裏切りの連鎖
〇戦場
激昂する兵士A。
兵士B、それを冷たい目で見ている。
兵士A「なぜだっ! なぜ裏切った!?」
兵士B「そりゃ、こっちのほうが有利そうだったからさ」
兵士A「お前はっ! そう言って何度も何度も裏切りを重ねるのか!」
兵士B「そうだ。所詮俺たちは雇われただけの兵士。誰にも義理なんかありゃしない」
兵士A「だからと言って周囲を巻き込んで寝返るだなんて恥ずかしいと思わないのか!?」
兵士B「思わないね。
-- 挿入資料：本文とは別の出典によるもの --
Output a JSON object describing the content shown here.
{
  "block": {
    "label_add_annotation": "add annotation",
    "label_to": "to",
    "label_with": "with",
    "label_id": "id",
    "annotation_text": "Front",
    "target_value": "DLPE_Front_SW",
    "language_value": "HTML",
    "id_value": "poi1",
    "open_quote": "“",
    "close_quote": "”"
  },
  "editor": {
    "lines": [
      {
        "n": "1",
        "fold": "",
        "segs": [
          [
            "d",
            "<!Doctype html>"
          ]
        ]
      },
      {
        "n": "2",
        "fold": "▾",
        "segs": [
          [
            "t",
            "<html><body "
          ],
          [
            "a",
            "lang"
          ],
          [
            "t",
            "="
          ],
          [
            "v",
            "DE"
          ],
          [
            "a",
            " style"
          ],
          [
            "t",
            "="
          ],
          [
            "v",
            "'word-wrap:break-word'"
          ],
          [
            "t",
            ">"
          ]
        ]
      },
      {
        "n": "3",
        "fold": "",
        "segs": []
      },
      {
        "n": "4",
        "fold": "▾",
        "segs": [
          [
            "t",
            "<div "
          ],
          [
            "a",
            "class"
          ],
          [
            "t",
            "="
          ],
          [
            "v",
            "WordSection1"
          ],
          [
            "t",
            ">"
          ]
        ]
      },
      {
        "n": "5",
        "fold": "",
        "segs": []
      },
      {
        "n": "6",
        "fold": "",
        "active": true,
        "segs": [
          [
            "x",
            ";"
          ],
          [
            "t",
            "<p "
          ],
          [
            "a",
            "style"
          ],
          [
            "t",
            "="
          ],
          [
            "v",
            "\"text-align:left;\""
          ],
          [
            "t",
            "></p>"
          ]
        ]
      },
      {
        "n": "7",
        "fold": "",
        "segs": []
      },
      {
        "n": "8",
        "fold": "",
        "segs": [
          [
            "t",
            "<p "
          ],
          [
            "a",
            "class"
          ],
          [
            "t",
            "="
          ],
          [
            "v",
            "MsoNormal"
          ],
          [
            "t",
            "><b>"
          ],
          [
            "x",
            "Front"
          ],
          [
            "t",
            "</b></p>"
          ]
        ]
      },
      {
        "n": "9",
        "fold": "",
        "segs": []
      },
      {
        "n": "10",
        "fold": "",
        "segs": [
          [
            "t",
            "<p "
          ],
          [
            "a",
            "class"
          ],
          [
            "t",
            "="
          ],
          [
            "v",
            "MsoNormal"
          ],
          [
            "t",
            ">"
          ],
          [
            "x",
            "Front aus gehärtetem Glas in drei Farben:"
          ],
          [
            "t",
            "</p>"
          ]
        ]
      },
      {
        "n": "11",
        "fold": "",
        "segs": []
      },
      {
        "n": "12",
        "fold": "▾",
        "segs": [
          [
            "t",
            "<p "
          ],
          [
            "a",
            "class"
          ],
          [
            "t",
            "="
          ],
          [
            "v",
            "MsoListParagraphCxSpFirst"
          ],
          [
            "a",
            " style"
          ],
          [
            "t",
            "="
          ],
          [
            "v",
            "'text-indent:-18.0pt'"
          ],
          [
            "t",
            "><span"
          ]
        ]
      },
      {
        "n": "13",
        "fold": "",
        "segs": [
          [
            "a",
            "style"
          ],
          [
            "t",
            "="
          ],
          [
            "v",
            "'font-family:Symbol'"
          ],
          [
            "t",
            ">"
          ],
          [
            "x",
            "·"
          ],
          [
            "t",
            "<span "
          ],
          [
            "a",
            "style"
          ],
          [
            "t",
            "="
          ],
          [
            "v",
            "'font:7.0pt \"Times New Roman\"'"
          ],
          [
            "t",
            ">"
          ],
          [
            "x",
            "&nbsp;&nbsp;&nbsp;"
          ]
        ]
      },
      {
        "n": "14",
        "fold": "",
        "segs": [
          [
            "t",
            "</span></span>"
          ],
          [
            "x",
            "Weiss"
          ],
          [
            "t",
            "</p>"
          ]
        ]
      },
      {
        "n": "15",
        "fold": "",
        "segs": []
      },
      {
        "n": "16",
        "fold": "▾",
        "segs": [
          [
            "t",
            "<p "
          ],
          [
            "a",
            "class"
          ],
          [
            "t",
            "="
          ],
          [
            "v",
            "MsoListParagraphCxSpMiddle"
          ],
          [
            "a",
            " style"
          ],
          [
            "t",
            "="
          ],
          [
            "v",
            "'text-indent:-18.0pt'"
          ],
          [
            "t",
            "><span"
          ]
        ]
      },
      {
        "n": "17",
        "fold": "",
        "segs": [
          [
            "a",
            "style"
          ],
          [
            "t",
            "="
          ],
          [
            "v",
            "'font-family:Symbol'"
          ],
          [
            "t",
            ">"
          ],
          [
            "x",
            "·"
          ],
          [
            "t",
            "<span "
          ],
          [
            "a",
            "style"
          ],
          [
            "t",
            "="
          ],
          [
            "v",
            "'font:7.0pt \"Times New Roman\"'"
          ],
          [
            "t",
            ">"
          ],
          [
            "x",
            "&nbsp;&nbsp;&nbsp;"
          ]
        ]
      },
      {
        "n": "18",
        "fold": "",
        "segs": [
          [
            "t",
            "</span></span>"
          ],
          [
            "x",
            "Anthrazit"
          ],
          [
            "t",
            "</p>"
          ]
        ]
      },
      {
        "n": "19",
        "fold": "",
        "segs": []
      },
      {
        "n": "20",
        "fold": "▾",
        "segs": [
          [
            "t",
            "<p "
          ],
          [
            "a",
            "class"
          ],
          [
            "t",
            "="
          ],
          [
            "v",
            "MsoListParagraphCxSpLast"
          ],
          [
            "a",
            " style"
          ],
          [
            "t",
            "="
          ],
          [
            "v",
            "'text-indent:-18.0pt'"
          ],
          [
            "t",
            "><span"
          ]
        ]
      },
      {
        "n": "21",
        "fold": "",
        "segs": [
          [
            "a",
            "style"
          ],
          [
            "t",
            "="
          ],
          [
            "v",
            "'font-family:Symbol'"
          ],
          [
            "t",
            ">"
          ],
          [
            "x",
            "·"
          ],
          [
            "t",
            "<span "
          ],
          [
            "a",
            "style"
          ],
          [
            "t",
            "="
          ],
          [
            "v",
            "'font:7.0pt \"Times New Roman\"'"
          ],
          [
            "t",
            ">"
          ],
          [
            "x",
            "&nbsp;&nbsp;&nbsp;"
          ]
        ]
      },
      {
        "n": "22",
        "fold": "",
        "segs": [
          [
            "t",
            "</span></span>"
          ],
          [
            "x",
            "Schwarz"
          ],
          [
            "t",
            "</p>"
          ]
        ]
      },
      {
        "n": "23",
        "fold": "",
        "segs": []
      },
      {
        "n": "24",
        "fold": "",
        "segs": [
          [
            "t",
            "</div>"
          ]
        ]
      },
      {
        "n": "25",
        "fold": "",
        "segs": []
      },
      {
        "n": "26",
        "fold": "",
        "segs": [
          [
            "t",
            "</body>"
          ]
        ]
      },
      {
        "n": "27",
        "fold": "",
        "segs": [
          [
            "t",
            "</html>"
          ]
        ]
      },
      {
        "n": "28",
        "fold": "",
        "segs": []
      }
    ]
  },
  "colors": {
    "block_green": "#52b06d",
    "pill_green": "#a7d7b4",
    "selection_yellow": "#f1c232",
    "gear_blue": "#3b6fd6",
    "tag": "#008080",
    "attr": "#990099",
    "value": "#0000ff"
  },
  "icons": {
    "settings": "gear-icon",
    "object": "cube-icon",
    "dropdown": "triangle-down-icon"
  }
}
それに綺麗事を並べてるが、お前だって気づいてるんだろう? 自分の中に裏切りの資質が眠っていることを」
兵士A「――っ!?(図星をつかれた顔)」
兵士B「ははは、隠そうったって無駄だ。俺たちは一皮むけば皆同じ人でなしだ。敵に囲まれれば簡単にひっくり返る。お前だってそうだろう?」
兵士A「…………」
兵士A、ショックを受けた様子で項垂れる。
兵士B「そうだ、いっそ俺たちみんなで手を組んでこのあたり一帯を支配しないか? 全員で手を組めばもう誰も手出しできないだろうからな」
兵士A「それは……」
兵士B「よく考えてみるんだな。今のまま使い捨ての駒として戦場に放り込まれる生活を続けるか、俺たちと手を組むか。まぁ答えはわかりきってるがな。はーっはっはっははは――」
兵士B、高笑いしながら去る。
〇教室・放課後
盤面を挟んで相対する対局者A、B
対局者A、負けが確定し、天を仰ぐ。